Like with Bretan, there’s also death imagery embedded into Sandor by way of the Stranger, that’d be the Westerosi simile to the Bargeman by description and by role. There’s his steed with that name, and his marred face that harks back to the god’s inhuman one as well as his continual walking in and out of shadows. There’s his killer aspect in sending souls to the other side, and then there’s his gravedigger aspect putting bodies to rest. And more seminally, there’s the direct allusion to the Stranger’s kiss:

I ought to have shown her to the black cells as the daughter of a traitor, but instead I made her part of mine own household. She shared my hearth and hall, played with my own children.
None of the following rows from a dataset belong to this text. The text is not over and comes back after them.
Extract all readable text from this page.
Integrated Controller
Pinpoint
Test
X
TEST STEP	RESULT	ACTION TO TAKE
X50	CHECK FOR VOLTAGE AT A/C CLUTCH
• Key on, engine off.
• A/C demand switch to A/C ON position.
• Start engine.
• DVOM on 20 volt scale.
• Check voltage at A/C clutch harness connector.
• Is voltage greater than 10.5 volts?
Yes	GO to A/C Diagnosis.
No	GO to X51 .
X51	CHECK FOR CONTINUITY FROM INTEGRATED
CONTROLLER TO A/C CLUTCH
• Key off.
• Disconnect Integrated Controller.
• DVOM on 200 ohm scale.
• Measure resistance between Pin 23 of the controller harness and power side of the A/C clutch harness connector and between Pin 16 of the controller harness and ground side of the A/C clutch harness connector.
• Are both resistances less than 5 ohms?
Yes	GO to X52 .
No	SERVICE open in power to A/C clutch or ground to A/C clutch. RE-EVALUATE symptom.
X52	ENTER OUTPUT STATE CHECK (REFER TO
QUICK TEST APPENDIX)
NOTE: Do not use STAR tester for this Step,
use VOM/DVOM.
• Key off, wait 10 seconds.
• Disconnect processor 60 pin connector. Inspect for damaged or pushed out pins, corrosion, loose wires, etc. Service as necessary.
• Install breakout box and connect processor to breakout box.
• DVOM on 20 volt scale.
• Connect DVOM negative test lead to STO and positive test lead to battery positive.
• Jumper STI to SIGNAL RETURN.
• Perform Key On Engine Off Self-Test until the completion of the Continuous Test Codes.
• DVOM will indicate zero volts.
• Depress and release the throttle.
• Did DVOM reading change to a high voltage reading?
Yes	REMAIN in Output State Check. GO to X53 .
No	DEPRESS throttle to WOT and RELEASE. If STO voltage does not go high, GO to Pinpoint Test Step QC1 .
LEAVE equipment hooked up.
I fed her, dressed her, tried to make her a little less ignorant about the world, and how did she repay me for my kindness? She helped murder my son. When we find the Imp, we will find the Lady Sansa too. She is not dead . . . but before I am done with her, I promise you, she will be singing to the Stranger, begging for his kiss.

Sweet Cersei believes that the Stranger’s kiss means exactly the same as the Bargeman’s kiss. But in a droll turnaround, GRRM has made it one of passion instead, through the imagery and structuring the layout of Sansa’s dream as the reverse of Dirk’s: it begins with death and it ends in love, the undesirable transforms into the desirable. For the Hound, there’s no real basis for the kiss he gives in dreams besides Sansa’s own feelings, but just like Bretan had given Dirk plenty of reasons to fear him and reinforced his threat with a real ritual kiss, Sandor definitely has given her clues, loads of them, that she had time to process and interpret. If we take the parallels for what they are, an example of use of literary symbolism as foreshadowing of things to come and we throw in Martin’s remarks that it would mean something, it looks plausible for the author to ultimately make the Stranger’s kiss come to reality like he did with the Bargeman’s.